Julio César Gagó Pérez (born January 6, 1961) is a Peruvian lawyer, businessman, and politician. He served in the Peruvian Congress representing Lima from 2011 to 2016.

==Early life and education==
Gagó attained a law degree from the Pontifical Catholic University of Peru. He holds a certificate in Power Structure from the International Agency for Governance and Politics. He is also certified in Strategic Management by the Wharton School of the University of Pennsylvania.

==Political career==
In 2005, he served as National Secretary of Press and Propaganda of the National Justice of Jaime Salinas. He eventually quit the party in 2005 and unsuccessfully ran for the Peruvian Congress at the 2006 general election with Alliance for the Future, a Fujimorist electoral alliance led by Keiko Fujimori.
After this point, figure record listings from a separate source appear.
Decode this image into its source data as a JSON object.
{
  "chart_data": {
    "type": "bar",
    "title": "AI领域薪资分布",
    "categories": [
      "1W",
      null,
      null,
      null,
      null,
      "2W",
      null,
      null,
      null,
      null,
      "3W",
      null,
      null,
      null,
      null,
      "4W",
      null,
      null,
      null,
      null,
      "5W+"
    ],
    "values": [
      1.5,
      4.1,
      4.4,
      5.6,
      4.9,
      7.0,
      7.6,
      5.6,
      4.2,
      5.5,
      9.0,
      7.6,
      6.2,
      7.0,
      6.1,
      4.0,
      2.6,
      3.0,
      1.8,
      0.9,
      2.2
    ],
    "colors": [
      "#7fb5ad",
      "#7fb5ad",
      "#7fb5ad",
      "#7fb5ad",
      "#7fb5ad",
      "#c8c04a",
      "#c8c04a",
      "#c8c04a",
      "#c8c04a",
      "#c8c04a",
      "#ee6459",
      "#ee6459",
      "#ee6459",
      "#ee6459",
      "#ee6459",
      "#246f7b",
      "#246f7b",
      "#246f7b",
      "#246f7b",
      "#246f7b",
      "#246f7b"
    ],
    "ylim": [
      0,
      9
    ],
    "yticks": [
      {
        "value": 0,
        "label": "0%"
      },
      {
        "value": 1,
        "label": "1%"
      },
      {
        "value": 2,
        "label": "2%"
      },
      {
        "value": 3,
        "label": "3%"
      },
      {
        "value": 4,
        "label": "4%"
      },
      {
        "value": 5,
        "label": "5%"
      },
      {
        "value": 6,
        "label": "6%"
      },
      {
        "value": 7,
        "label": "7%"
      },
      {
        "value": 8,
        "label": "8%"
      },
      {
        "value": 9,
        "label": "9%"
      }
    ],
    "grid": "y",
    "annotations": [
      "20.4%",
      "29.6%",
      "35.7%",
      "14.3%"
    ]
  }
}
In 2011, he was elected to Congress under the Fujimorist Force 2011, representing the constituency of Lima for the 2011–2016 term.

As a Fujimorist parliamentarian, Gagó supported the joint work of the legislative branch with the Humala administration. "We need everyone, especially the Legislative, to work with the Government".

During the 2014 period, Gagó was head of the Commissions for the Defense of the Consumer and Regulatory Bodies of Public Services.

From August 2015 to July 2016, Gagó served as head of the Ordinary Commission of Constitution and Regulation as well as of the Commissions of Inspection and Comptroller, of Justice and Human Rights and of Labor and Social Welfare.

Not seeking reelection to Congress at the 2016 general election, Gagó unsuccessfully ran for mayor of Lima under Go on Country - Social Integration Party at the 2018 Lima municipal election. He placed 17th in a heavily atomized race of 20 candidates by receiving 0.75% of the popular vote.

At the 2022 Lima municipal election, Gagó made a successful political comeback as a candidate for the Lima Metropolitan Council under Popular Renewal. He managed Rafael López Aliaga's campaign as the party placed first with 26.35% of the popular vote.

==Business career==

Julio Gagó owns a photocopy business, JAAMSA, through which he sells Konica Minolta products in Peru. Its success led it to become a reference in the market.